= Jing-Rebecca Li =

Applied mathematician

Jing-Rebecca Li is an applied mathematician known for her work on magnetic resonance imaging and Lyapunov equations. She is a researcher with the French Institute for Research in Computer Science and Automation (INRIA), at their Saclay research center.

==Education and career==
Li graduated from the University of Michigan in 1995 with highest distinction and honors in mathematics, after starting out at Michigan as a mechanical engineering student. She completed a Ph.D. in applied mathematics at the Massachusetts Institute of Technology in 2000. Her dissertation, Model reduction of large linear systems via low rank system Gramians, was supervised by Jacob K. White.

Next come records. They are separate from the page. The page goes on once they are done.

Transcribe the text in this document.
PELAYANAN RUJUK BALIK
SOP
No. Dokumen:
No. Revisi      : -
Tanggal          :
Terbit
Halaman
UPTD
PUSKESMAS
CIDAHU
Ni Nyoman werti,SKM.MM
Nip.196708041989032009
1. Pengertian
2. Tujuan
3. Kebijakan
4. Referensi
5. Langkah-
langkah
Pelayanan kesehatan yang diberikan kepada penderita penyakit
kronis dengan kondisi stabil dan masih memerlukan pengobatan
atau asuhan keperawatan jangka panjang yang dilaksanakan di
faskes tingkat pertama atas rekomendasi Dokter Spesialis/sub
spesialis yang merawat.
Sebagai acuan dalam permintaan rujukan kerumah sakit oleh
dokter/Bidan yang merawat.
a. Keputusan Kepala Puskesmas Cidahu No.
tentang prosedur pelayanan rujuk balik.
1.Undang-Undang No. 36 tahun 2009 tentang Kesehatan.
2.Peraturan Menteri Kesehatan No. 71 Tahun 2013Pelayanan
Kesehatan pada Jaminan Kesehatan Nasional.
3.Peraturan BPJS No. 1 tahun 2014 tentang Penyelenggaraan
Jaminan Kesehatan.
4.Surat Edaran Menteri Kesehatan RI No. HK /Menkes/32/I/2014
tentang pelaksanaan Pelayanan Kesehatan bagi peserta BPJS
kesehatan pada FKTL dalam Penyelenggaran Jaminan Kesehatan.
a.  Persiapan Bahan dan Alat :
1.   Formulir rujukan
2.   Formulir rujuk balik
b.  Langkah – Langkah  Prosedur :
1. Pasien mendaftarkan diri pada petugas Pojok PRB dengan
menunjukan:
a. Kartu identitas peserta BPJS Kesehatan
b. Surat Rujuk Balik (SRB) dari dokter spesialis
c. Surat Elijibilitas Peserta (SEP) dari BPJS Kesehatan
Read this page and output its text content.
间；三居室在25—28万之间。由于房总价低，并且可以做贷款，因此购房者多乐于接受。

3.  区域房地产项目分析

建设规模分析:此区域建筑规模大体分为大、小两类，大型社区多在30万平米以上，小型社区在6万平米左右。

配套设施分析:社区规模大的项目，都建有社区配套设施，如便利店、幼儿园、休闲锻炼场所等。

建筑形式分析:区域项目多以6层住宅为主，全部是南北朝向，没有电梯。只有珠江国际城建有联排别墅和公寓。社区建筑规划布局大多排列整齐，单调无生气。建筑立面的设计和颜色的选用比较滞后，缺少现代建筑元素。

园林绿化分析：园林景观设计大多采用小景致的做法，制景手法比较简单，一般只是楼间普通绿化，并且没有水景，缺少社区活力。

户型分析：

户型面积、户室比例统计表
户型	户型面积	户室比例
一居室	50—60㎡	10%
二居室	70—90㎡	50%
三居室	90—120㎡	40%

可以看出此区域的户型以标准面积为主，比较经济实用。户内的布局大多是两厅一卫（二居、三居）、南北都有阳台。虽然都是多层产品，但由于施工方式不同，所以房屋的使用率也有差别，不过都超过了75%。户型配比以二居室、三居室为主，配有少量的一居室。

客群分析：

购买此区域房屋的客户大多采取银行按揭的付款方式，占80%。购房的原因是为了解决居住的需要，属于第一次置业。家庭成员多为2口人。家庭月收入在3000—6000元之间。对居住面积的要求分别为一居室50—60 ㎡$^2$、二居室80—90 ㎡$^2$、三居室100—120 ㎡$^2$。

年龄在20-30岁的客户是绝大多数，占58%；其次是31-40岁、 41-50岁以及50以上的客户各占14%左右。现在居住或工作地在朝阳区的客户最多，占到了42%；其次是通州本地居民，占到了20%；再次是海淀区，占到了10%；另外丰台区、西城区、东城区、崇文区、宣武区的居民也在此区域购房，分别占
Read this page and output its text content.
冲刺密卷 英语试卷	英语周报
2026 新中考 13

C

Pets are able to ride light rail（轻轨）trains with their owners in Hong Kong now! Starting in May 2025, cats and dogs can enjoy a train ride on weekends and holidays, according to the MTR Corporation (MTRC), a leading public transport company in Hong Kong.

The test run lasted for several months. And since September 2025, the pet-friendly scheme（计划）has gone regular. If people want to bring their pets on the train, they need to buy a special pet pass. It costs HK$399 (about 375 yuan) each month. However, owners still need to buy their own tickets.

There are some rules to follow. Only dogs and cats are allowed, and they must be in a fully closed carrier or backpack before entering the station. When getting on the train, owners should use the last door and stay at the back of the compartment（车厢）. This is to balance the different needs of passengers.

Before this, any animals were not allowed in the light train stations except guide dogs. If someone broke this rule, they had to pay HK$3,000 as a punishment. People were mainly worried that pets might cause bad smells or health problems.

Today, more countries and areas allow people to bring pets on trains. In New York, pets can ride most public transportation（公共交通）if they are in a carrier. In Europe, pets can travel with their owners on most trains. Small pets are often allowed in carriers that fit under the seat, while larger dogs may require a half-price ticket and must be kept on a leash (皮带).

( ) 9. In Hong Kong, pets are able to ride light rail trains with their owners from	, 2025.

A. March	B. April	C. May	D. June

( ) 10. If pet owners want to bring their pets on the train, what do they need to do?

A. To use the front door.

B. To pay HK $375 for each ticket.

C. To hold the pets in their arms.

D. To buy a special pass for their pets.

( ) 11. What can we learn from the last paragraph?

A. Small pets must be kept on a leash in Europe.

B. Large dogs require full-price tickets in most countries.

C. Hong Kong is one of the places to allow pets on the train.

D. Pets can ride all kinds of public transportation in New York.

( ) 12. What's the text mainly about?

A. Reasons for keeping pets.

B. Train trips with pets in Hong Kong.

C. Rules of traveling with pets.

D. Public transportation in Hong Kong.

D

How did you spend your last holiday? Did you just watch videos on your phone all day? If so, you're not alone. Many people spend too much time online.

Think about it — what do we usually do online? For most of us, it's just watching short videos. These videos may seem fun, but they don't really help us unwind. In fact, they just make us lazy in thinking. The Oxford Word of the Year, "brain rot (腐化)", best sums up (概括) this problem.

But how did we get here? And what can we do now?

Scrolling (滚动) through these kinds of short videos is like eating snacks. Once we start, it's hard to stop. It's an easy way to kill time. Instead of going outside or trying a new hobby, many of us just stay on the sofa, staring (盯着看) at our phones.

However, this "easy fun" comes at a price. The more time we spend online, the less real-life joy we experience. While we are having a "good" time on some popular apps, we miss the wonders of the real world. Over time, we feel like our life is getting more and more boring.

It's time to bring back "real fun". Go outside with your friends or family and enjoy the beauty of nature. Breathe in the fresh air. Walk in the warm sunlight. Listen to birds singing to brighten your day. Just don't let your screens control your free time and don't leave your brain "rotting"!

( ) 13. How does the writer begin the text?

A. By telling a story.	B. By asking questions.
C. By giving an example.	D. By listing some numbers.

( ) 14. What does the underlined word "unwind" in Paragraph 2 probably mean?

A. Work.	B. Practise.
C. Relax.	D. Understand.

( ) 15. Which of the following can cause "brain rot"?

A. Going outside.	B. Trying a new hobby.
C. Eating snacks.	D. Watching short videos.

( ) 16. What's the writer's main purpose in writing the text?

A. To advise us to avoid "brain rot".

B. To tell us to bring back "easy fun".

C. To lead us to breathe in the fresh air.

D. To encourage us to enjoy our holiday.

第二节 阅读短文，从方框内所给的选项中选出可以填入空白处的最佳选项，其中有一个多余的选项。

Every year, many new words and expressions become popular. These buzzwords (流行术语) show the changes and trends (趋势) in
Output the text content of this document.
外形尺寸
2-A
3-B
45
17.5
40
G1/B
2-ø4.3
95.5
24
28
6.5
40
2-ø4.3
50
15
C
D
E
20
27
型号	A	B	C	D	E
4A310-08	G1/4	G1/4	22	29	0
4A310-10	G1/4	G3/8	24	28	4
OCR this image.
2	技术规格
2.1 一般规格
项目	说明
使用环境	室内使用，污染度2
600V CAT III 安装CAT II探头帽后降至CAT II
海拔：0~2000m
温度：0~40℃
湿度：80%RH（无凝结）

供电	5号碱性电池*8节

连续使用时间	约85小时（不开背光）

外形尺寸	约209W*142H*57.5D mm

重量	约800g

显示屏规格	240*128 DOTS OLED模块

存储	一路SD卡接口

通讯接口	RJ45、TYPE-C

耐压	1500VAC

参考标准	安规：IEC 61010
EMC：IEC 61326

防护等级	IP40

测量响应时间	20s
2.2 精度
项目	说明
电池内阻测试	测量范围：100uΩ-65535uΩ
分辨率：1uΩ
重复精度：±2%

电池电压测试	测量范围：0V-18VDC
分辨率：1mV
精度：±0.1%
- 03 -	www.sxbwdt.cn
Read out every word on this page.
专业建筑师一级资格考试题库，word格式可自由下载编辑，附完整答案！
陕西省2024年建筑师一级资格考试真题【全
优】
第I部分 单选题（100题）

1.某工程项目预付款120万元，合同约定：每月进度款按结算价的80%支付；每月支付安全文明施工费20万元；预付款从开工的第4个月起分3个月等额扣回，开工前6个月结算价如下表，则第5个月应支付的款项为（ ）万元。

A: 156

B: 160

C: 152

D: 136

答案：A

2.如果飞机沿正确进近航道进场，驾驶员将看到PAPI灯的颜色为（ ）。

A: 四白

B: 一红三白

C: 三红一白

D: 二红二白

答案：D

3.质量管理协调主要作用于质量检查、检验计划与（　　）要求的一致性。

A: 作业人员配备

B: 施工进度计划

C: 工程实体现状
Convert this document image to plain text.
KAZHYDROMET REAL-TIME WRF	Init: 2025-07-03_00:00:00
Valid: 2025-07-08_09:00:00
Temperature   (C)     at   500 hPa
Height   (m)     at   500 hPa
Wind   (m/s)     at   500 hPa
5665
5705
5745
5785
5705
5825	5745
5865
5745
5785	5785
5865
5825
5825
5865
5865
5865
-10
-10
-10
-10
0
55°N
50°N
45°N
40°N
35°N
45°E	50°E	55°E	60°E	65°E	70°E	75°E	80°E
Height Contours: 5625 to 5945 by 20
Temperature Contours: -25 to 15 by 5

She was a postdoctoral researcher at the Courant Institute of Mathematical Sciences from 2000 to 2003, and earned a habilitation at Paris-Sud University in 2013. She has been a research scientist with INRIA since 2003.

==Recognition==
As an undergraduate, Li won the 1994 Alice T. Schafer Prize for Excellence in Mathematics by an Undergraduate Women, given by the Association for Women in Mathematics.

In 2001, Li was one of the second prize winners of the Leslie Fox Prize for Numerical Analysis. Li won the Alston S. Householder Prize, a triennial award for the best dissertation in numerical linear algebra, in 2002.

A 2002 paper of Li, "Low-rank solution of Lyapunov equations" (with Jacob White) was selected in 2004 by SIAM Review for their "SIGEST" collection of papers "chosen on the basis of exceptional interest to the entire SIAM community".